Pyroptosis and secretion of proinflammatory cytokines IL-1β and IL-18 induced by pathogens play a vital role in controlling bacterial infection. To avoid inducing this innate immunity, intracellular S. Typhimurium downregulates the expression of flagellin FliC (14, 49). E. tarda possibly uses the same mechanism to avoid activating caspase 1, as the expression of flagellar genes in infected macrophages was greatly decreased (50). When FliC was constantly expressed from the promoter of the effector gene orf29/30, it attenuated E. tarda in the blue gourami fish model, as indicated by mixed infection (Fig. 6). Therefore, detection of FliC by host cells is likely to provide a mechanism to control E. tarda infection. This is consistent with the finding that constant expression of FliC by the promoter of sseJ, an effector gene of SPI-2 T3SS, attenuates S. Typhimurium in vivo (33). It was reported recently that FliC was essential for growth of E. tarda H1 in culture medium and normal secretion of putative translocator proteins EseC and EseB (51). These observations probably explain why the E. tarda H1 ΔfliC mutant was attenuated in the zebrafish model, as measured by the LD₅₀. However, our E. tarda PPD130/91 ΔfliC mutant had a growth curve and amounts of secreted EseC and EseB similar to those of the wild-type E. tarda strain PPD130/91 (see Fig. S2 in the supplemental material) and was not attenuated in the blue gourami fish model (Fig. 6). Indeed, deletion of fliC tends to increase E. tarda virulence, as the CIs for livers were slightly higher than 1 (P = 0.018). This further supports the notion that E. tarda FliC-induced innate immunity controls E. tarda infection.

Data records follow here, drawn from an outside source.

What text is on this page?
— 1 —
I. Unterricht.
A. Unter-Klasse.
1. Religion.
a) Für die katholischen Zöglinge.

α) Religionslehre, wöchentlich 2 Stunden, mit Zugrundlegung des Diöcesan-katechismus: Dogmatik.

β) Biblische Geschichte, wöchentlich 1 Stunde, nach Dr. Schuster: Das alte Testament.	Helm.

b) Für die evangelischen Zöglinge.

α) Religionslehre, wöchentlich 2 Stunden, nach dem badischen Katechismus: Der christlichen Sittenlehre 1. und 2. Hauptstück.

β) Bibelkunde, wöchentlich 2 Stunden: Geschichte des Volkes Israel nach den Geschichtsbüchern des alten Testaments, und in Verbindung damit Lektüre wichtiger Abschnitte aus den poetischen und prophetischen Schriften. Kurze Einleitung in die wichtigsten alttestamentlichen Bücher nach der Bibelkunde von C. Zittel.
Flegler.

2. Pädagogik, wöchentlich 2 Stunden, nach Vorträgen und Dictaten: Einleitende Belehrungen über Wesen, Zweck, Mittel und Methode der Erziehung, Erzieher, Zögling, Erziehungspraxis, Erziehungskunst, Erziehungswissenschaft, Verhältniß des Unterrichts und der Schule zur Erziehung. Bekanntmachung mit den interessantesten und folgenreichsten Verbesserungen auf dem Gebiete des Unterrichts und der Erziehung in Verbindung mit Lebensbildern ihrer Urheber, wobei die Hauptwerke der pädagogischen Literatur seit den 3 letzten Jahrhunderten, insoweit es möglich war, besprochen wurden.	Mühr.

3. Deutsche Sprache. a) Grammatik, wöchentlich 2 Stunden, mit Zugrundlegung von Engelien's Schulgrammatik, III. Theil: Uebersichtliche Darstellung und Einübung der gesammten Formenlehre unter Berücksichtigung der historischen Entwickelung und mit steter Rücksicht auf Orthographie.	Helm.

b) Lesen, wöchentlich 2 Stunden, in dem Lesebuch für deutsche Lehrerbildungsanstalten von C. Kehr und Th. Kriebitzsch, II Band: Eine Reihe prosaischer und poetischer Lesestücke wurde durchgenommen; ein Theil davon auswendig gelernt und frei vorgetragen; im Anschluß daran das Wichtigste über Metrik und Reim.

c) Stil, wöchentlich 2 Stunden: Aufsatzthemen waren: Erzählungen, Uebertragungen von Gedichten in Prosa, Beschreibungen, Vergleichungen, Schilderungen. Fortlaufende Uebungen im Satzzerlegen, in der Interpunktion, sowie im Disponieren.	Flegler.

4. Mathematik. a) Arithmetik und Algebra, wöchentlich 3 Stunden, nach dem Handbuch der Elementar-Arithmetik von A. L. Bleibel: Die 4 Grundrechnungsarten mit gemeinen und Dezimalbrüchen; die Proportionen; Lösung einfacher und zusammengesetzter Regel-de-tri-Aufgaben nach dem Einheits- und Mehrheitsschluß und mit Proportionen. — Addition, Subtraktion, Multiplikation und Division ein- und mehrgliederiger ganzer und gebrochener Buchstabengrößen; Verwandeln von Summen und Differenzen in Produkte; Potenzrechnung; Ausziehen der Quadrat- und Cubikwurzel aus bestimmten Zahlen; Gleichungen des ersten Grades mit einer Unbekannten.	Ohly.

In conclusion, we have shown that E. tarda is able to survive and replicate in murine BMDMs in a T3SS- and temperature-dependent manner. This provides a useful model for future studies on the host factors that restrict intracellular E. tarda growth. FliC-triggered cytotoxicity of infected macrophages has an important role in controlling E. tarda infection.